Diese verteilen sich folgendermaßen: Die meisten Meldungen gibt es mit 40 Prozent beim Verdacht auf islamistischen Jihadismus, wobei das Spektrum sehr weit sei, sagt Fabris. So ist es für manche schon ein Grund zur Sorge, wenn eine Schülern nach den Sommerferien mit dem Kopftuch in die Schule kommt.

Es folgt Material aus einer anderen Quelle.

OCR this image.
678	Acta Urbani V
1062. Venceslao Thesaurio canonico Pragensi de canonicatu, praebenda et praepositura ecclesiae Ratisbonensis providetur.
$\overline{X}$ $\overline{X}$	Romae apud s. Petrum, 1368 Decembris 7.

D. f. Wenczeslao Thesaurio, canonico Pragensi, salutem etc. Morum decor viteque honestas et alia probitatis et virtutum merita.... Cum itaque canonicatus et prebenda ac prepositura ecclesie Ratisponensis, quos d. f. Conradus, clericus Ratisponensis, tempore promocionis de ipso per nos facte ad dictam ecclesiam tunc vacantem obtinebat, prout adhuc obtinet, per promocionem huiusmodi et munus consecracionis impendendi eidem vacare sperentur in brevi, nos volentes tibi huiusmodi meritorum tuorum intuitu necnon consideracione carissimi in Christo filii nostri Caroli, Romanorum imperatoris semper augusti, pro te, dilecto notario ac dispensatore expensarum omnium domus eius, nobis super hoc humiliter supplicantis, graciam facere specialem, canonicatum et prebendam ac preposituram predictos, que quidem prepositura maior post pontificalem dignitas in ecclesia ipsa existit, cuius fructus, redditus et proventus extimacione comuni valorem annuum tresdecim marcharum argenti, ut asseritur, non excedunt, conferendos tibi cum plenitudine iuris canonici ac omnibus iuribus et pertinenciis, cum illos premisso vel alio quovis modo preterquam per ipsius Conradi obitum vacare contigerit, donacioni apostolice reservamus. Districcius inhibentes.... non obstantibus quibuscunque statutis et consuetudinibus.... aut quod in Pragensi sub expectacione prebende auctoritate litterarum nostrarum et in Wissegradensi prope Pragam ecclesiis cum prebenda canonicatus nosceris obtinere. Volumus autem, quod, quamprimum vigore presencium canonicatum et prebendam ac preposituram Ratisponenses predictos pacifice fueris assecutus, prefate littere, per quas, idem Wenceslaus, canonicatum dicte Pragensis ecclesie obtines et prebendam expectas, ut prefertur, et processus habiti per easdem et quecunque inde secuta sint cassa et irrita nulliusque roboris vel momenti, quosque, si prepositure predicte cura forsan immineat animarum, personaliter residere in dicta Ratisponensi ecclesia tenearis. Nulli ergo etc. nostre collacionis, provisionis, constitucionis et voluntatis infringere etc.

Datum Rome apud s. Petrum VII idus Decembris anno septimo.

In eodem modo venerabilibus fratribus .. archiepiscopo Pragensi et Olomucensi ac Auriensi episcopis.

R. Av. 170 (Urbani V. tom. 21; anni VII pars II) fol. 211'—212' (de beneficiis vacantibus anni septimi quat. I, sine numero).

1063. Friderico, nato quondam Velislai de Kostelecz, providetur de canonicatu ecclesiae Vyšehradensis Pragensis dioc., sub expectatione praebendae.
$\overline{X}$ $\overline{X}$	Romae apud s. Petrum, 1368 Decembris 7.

Nicht überall handle es sich demnach um Radikalisierung. An zweiter Stelle kämen dann Meldungen zu Rechtsextremismus mit etwa 25 Prozent. "Und dieser Bereich sowie die Themen Antisemitismus, Homophobie und Sexismus sind die letzten zwei Jahre stärker geworden", skizziert Fabris ihre Beobachtungen.

Resilienz bei Jugendlichen stärken

Um es aber gar nicht erst zu Vorfällen kommen zu lassen, will die Stadt Wien nun gemeinsam mit bOJA ab Herbst 2023 ein neues Projekt namens "Wir alle sind Wien" starten – und früher ansetzen. Sogenannte Rolemodels sollen dafür an Schulen entsandt werden, um mit Jugendlichen über Themen wie antimuslimischer Rassismus, Sexismus, Homophobie und Flucht und Migration zu diskutieren. Das verkündete Bildungsstadtrat Christoph Wiederkehr (Neos) am Dienstag bei einem Mediengespräch mit Fabris. "Unser Ziel muss sein, Schulkinder zu erreichen, bevor die Radikalisierung passiert", sagt er. Und das will der Vizebürgermeister unter anderem mit einem muslimischen Seelsorger und einem jüdischen Aktivisten bewerkstelligen. In einer ersten Pilotphase sollen mit diesen zehn Workshops an Berufs- und Mittelschulen stattfinden. Welche Schulen genau ausgewählt werden, ist noch unklar. Die Zielgruppe seien Kinder von zehn bis 17 Jahren.

Neben den Workshops schwebt Wiederkehr auch eine Onlinekampagne vor, bei der man auf bekannte Influencer setzt. Mit deren Hilfe sollen Jugendliche über Tiktok, Instagram und Youtube erreicht werden, auch "um die Nachhaltigkeit des Projekts zu sichern". Als Testimonials wurden Influencerinnen wie die Rapperin Schwesta Ebra und das Tiktok-Duo Cop & Che ins Boot geholt, sagt Wiederkehr. 

Empfehlungen von Studie

Was dem Projekt zugrunde liegt, sind Empfehlungen der Studie "Prävention findet Stadt" von Nicolas Stockhammer, die er für die Stadt Wien nach dem Terroranschlag vom November 2020 durchführte. Ein zentraler Punkt: Es brauche eine strukturelle und permanente Integration von alternativen Erzählungen, sodass sich Jugendliche nicht von "Rattenfängern ködern lassen", sagt Stockhammer, der auch bei dem Gespräch vor Ort war. Denn die Sinn- und Identitätssuche sei ein wesentliches Thema bei allen Jugendlichen, und nur mittels Primärprävention könnten diese auch den Weg in eine pluralistische Gesellschaft finden. Er glaubt, dass das Projekt durch die zeitgemäße Ansprache und die Formate einen guten Beitrag dazu leisten könne. 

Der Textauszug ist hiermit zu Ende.